個人再生は残したい財産がある場合にお勧め

1 個人再生でなく自己破産を勧める弁護士には、経験が少ないことに原因がある可能性も

個人再生は、裁判所に申請して借金を減額してもらい、3年から5年で返済する手続きです。

自己破産は、多くの弁護士が経験しますが、個人再生は、1件もやったことがない弁護士も珍しくありません。

その理由は、令和2年度司法統計によると、令和2年度の自己破産の件数は7万8104件あるのに対して、個人再生は6557件と10倍以上の差がありますし、

専門的にやっている弁護士でなければ、返済額の計算や返済能力があることの示し方に難しい点もあるからでしょう。

自分の経験があって見通しが立てやすいからと安易に自己破産を勧める弁護士もいないとは限りませんので、注意が必要です。

2 個人再生は、資産があっても基本的に債権者にとられず、分割で支払えばよい

個人再生のメリットは、資産があっても基本的に債権者にとられないことにあります。

自己破産ではなくなってしまうはずの財産を残して借金の整理をすることができることも多いので、よくある個人再生の利用例を見てみましょう。

3 解約返戻金のある生命保険や学資保険がある場合

解約すると50万円の返戻金がある学資保険に入っている方が自己破産した場合、基本的にこの保険は解約して債権者への返済に充てられることになります。
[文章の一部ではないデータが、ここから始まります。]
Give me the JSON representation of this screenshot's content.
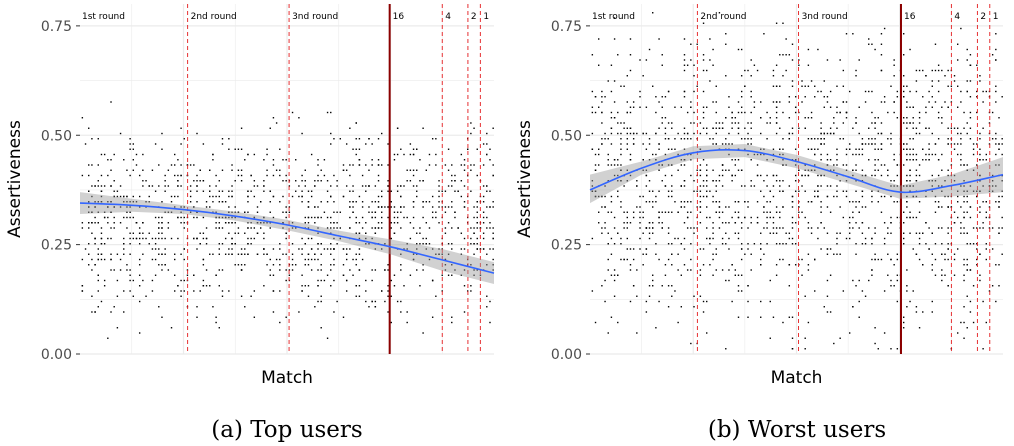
{
  "chart_data": [
    {
      "type": "scatter",
      "caption": "(a) Top users",
      "xlabel": "Match",
      "ylabel": "Assertiveness",
      "xlim": [
        0,
        100
      ],
      "ylim": [
        0,
        0.8
      ],
      "yticks": [
        "0.00",
        "0.25",
        "0.50",
        "0.75"
      ],
      "ytick_values": [
        0,
        0.25,
        0.5,
        0.75
      ],
      "grid": true,
      "round_markers": [
        {
          "label": "1st round",
          "x": 0,
          "line": "none"
        },
        {
          "label": "2nd round",
          "x": 26,
          "line": "dashed"
        },
        {
          "label": "3nd round",
          "x": 50.5,
          "line": "dashed"
        },
        {
          "label": "16",
          "x": 74.8,
          "line": "solid"
        },
        {
          "label": "4",
          "x": 87.5,
          "line": "dashed"
        },
        {
          "label": "2",
          "x": 93.7,
          "line": "dashed"
        },
        {
          "label": "1",
          "x": 96.7,
          "line": "dashed"
        }
      ],
      "trend": {
        "x": [
          0,
          12.5,
          25,
          37.5,
          50,
          62.5,
          75,
          87.5,
          100
        ],
        "y": [
          0.345,
          0.34,
          0.33,
          0.315,
          0.295,
          0.27,
          0.245,
          0.215,
          0.185
        ],
        "ci_low": [
          0.32,
          0.325,
          0.32,
          0.305,
          0.283,
          0.258,
          0.228,
          0.19,
          0.16
        ],
        "ci_high": [
          0.37,
          0.355,
          0.34,
          0.325,
          0.307,
          0.282,
          0.262,
          0.24,
          0.21
        ]
      },
      "points": {
        "count": 1400,
        "seed": 11,
        "y_center": 0.3,
        "y_spread": 0.14,
        "ymin": 0.01,
        "ymax": 0.76
      }
    },
    {
      "type": "scatter",
      "caption": "(b) Worst users",
      "xlabel": "Match",
      "ylabel": "Assertiveness",
      "xlim": [
        0,
        100
      ],
      "ylim": [
        0,
        0.8
      ],
      "yticks": [
        "0.00",
        "0.25",
        "0.50",
        "0.75"
      ],
      "ytick_values": [
        0,
        0.25,
        0.5,
        0.75
      ],
      "grid": true,
      "round_markers": [
        {
          "label": "1st round",
          "x": 0,
          "line": "none"
        },
        {
          "label": "2nd round",
          "x": 26,
          "line": "dashed"
        },
        {
          "label": "3nd round",
          "x": 50.5,
          "line": "dashed"
        },
        {
          "label": "16",
          "x": 75.3,
          "line": "solid"
        },
        {
          "label": "4",
          "x": 87.5,
          "line": "dashed"
        },
        {
          "label": "2",
          "x": 93.8,
          "line": "dashed"
        },
        {
          "label": "1",
          "x": 96.8,
          "line": "dashed"
        }
      ],
      "trend": {
        "x": [
          0,
          12.5,
          25,
          37.5,
          50,
          62.5,
          75,
          87.5,
          100
        ],
        "y": [
          0.375,
          0.425,
          0.46,
          0.465,
          0.44,
          0.405,
          0.37,
          0.385,
          0.41
        ],
        "ci_low": [
          0.345,
          0.41,
          0.445,
          0.45,
          0.425,
          0.39,
          0.355,
          0.36,
          0.37
        ],
        "ci_high": [
          0.41,
          0.44,
          0.475,
          0.48,
          0.455,
          0.42,
          0.385,
          0.41,
          0.45
        ]
      },
      "points": {
        "count": 1900,
        "seed": 29,
        "y_center": 0.4,
        "y_spread": 0.22,
        "ymin": 0.01,
        "ymax": 0.82
      }
    }
  ]
}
個人再生では、他に目ぼしい財産がなければ、返済額が増えることもなく、学資保険を残して借金を減らすことができます。

4 住宅ローンのある自宅がある場合

住宅ローンが残っている自宅は、住宅ローンを約束どおり払うことで自宅を残す個人再生ができます。

自己破産の場合は、そもそも住宅ローンだけ返済を続けることができず、不動産も残せないことから、基本的に自宅に住み続けることはできません。

5 実家の不動産に持ち分がある場合

実家の不動産について、お母様が2分の1、相談者さんが2分の1など不動産の持ち分を有している方もいらっしゃいます。

自己破産では、この持ち分をお金に変える必要があるため、お母様が相談者さんの持ち分をお金を出して買い取ったり一緒に売る必要が出てきます。

一方、個人再生では、実家の不動産の時価が500万円なら、250万円を財産的価値として計上し、その他の財産も合わせた額を3年から5年分割で返済すれば

足ります。つまり、お母様に迷惑をかけることはありません。

6 このように、個人再生は残したい財産がある場合に幅広く使えますので、積極的に検討することをお勧めします。